Howarth (2000b) use terrain variables successfully as additional channels in a linear discriminant analysis. In contrast, Arora & Mathur (2001) find that the inclusion of slope and aspect as additional channels in a maximum likelihood classification (MLC) did not improve the average accuracy in their land cover classification. The additional channel method can introduce new problems in the classification (Florinsky 1998), because of different data types and the difficulty of obtaining sufficient samples to represent the range of all variables for each class. There is the danger that the classification accuracy is decreased for land cover classes which are independent of the additional variables used. These classes may thus need to be treated separately during the classification (Strahler et al. 1978). Another way to include ancillary information during the classification is to modify the prior probabilities in a maximum likelihood classification depending on the ancillary data (Strahler 1980), but this approach has not been widely adopted. Liu et al.

(2002b) integrate satellite and ancillary data by assigning conditional probabilities to all data layers in a rule-based expert system classifier using Bayesian probability reasoning.

Both the stacked-vector approach and the prior probabilities method require very intensive sampling to adequately characterise the relationship between the classes and both the spectral and the ancillary data (Hutchinson 1982). Sampling costs can be the limiting factor in studies of tropical mountain forests with difficult access, which may rule out the use of these methods in some cases.
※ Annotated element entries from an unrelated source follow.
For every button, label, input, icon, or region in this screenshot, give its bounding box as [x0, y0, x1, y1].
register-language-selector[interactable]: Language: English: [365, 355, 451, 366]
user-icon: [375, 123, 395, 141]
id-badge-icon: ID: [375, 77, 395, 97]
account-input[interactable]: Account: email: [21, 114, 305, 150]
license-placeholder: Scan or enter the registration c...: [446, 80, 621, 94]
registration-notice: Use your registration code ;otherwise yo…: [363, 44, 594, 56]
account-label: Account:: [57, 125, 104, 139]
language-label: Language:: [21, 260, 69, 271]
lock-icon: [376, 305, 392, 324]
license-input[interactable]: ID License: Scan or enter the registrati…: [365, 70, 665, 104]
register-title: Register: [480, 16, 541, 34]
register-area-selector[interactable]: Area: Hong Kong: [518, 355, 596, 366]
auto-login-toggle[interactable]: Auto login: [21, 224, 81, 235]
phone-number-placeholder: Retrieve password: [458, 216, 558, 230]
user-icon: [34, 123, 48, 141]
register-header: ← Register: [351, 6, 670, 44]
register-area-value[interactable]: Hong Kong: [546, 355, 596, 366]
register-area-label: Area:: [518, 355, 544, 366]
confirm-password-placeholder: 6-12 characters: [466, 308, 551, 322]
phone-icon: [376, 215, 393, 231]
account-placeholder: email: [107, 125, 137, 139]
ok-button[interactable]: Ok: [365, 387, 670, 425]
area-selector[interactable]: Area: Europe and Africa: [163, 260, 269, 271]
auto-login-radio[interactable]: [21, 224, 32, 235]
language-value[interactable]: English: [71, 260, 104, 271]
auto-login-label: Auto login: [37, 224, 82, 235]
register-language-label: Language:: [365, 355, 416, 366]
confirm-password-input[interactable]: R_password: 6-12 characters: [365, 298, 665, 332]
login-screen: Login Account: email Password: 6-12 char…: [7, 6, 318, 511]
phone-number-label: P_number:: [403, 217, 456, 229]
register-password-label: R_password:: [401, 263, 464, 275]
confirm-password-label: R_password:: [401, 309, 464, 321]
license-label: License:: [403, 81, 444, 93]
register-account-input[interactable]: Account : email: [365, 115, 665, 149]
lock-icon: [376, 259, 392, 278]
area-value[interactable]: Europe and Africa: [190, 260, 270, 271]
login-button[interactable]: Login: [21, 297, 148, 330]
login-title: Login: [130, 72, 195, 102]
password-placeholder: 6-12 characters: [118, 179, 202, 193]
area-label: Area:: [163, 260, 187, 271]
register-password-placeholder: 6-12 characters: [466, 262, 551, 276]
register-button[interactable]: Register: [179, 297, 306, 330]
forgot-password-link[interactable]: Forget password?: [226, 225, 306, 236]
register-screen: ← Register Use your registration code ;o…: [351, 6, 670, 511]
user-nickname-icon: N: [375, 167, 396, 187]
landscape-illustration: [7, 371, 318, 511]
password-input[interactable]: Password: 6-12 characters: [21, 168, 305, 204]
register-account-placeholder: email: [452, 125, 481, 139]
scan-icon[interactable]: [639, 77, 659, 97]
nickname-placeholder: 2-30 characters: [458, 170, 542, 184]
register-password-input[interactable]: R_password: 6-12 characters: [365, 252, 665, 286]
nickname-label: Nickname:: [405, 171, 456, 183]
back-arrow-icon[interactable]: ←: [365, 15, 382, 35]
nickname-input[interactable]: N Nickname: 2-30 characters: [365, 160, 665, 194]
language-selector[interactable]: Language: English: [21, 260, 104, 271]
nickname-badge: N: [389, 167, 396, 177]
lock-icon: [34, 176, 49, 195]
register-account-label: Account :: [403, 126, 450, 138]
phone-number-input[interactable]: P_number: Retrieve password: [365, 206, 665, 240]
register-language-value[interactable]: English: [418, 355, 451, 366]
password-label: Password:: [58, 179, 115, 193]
An alternative to these probabilistic approaches are ‘artificial neural network’ (machine learning) approaches (see chapter 2.6). Using ancillary data as additional input for neural network classifications has the advantage that these systems are non-parametric so that input data can be of any type (Florinsky 1998). This can be a more suitable method for the inclusion of terrain parameters in a classification than the stacked vector approach in MLC (Arora & Mathur 2001), at least if the appropriate neural network models are used and if the training samples are representative (Benediktsson et al. 1990).

After classification, ancillary variables can be used to divide a spectral class into different informational classes according to e.g. elevation or slope (Hutchinson 1982). The sorting technique is derived from GIS overlay analysis. Post-classification sorting, like stratification, is a deterministic approach and requires an understanding of the relationship between the classes of interest and the ancillary data for the formulation of sorting rules. The method can be used to resolve confusion between spectral classes using elevation data (Liu et al. 2002a, Colby & Keating

1998), other topographic variables (Vogelmann et al. 1998, Hutchinson 1982) or other GIS layers providing information about soil types, the location of water bodies, or other features (Sader et al.

1995). Post-classification sorting is a simple, inexpensive way to make use of ancillary data and expert knowledge. It has the additional advantage that, being applied after the classification, it can be confined to deal with ‘problem classes’ only, and errors made in the construction of sorting rules can be easily undone.

Some authors integrate ancillary data at several stages: Ma et al. (2001) use topographic data both as additional channels during the classification and for post-classification sorting. Ehlers et al.

(2003) use a digital surface model for a stratification of their image, as part of a stacked vector during classification and also during post-processing.